Why Central Banks Are Quietly Moving Back to Gold — And Why This Could Be a 50-Year Trend

1️⃣ What is Global FX Reserves?

Every country keeps savings (reserves) to protect its economy.
These savings are kept in:

  • US Dollar 💵

  • Gold 🪙

  • Euro, Yen, etc.

Think of it like family savings kept in:

  • Cash

  • Gold

  • Fixed deposits


2️⃣ Current Situation (Important Point)

  • Today, only ~25% of global reserves are in Gold

  • But in the 1970s–80s, countries kept 60–70% of their reserves in Gold

👉 That means Gold is still under-owned by central banks


3️⃣ What Happened with the US Dollar?

  • Earlier, Dollar was only 20% of global reserves

  • By the 2000s, Dollar became 60% of global reserves

  • Now Dollar’s share is slowly falling

👉 Countries are reducing dependence on the US Dollar


4️⃣ Why Are Countries Buying More Gold?

Because of:

  • Debasement → Printing too much money reduces value

  • De-dollarisation → Less trust in only the US Dollar

  • Diversification → Don’t keep all eggs in one basket

  • De-risking → Gold has no default risk

Gold has:

  • No government risk

  • No credit risk

  • No printing risk


5️⃣ What is “Mean Reversion”?

It means:

Things usually go back to their long-term average

If Gold earlier was 60–70% of reserves, and today it’s 25%,
👉 There is a long way to go if history repeats.

This could be a 50-year trend, not a 6-month rally.


6️⃣ Why Gold Can Go Much Higher (Even from $5,000)?

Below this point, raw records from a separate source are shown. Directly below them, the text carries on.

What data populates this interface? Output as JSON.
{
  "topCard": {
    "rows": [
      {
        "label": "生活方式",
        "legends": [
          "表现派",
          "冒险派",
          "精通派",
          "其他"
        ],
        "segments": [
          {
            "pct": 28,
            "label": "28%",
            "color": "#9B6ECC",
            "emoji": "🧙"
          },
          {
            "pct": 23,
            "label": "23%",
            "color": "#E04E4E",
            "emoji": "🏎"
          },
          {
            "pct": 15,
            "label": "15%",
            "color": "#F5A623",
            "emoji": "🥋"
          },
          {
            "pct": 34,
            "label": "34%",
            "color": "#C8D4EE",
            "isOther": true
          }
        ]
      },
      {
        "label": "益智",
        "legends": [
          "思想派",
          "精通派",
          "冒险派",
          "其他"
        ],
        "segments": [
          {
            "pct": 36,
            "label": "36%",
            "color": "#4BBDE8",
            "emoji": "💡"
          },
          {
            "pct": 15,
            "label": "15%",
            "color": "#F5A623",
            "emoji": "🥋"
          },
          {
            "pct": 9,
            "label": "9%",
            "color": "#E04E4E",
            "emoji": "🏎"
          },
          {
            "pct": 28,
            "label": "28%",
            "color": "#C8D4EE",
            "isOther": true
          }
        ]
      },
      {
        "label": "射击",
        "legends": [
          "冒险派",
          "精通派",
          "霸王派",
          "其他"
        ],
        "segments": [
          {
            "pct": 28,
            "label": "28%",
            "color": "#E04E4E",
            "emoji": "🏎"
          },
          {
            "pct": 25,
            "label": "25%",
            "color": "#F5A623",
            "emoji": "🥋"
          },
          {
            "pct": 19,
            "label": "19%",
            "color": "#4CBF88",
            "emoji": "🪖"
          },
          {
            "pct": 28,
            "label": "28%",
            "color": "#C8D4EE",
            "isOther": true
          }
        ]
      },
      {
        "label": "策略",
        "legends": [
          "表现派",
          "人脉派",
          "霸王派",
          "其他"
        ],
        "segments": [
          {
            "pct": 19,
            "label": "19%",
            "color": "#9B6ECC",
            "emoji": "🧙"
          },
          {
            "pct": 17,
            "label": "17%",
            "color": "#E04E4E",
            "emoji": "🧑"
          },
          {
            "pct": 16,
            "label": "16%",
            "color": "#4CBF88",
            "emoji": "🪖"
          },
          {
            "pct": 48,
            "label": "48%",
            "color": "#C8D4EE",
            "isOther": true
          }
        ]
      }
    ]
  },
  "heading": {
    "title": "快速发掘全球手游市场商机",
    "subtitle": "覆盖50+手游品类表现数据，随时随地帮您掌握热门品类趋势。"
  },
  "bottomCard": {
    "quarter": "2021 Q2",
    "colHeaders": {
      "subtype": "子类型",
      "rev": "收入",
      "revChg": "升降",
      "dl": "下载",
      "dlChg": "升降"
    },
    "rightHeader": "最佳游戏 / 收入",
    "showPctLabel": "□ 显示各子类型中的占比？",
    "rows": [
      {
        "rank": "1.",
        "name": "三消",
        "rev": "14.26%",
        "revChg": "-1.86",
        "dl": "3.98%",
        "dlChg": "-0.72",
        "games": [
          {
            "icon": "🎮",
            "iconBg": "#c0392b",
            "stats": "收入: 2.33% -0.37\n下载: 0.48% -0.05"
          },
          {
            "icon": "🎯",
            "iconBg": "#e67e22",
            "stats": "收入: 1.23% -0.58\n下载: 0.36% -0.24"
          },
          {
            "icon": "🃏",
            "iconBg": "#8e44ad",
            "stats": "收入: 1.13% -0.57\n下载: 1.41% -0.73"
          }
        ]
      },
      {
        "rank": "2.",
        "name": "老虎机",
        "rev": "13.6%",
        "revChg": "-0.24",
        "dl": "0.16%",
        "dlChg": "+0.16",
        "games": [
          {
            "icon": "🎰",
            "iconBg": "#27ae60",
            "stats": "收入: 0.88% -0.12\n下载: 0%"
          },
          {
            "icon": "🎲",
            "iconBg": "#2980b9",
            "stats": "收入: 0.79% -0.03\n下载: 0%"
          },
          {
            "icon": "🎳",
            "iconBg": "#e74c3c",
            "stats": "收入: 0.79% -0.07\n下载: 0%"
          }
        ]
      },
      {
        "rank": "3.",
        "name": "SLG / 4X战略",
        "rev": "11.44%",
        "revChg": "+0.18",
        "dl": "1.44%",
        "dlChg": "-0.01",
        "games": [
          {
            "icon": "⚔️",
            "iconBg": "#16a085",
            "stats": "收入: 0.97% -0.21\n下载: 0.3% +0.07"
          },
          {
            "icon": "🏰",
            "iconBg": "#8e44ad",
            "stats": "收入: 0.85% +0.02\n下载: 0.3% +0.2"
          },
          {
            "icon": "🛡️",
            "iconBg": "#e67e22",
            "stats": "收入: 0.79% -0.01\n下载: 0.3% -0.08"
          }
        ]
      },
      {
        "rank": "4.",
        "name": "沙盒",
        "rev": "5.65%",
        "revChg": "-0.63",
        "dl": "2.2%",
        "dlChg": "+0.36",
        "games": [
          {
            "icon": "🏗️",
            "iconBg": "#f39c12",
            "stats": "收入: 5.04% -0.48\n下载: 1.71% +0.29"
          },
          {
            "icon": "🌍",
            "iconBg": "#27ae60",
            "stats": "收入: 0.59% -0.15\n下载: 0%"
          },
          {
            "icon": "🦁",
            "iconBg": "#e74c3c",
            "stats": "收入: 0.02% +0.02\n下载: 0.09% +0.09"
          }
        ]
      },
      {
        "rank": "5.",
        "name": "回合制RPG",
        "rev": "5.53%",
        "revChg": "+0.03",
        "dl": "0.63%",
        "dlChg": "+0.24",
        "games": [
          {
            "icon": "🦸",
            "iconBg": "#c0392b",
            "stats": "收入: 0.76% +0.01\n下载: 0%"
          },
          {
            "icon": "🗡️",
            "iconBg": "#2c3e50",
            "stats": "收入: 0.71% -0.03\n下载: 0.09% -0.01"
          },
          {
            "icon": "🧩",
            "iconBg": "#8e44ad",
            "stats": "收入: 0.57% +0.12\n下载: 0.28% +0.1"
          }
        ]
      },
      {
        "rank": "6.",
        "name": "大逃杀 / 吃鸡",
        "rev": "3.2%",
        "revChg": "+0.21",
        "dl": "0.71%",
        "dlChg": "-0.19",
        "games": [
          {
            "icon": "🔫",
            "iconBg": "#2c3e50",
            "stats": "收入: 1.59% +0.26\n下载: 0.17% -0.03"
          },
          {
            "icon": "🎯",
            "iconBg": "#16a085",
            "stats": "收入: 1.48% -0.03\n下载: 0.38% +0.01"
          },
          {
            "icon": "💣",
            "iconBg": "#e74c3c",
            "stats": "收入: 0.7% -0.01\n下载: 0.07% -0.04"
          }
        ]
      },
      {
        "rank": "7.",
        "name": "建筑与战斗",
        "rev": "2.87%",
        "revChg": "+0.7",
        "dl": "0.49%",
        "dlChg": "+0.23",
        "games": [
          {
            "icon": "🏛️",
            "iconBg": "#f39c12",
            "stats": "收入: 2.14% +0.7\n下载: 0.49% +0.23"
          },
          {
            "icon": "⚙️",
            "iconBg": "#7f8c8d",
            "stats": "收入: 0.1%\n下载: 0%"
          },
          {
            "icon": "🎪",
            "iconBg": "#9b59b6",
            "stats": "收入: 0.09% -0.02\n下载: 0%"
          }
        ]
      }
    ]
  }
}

Even if Gold looks expensive today:

  • Central banks don’t buy for trading

  • They buy for safety and reserves

  • If many countries start buying together → supply can’t match demand

👉 Price can break all previous ceilings

🔑 Final Summary (In One Line)

Gold is not in a bubble — it is possibly in the early phase of a multi-decade cycle, driven by central banks losing faith in paper money.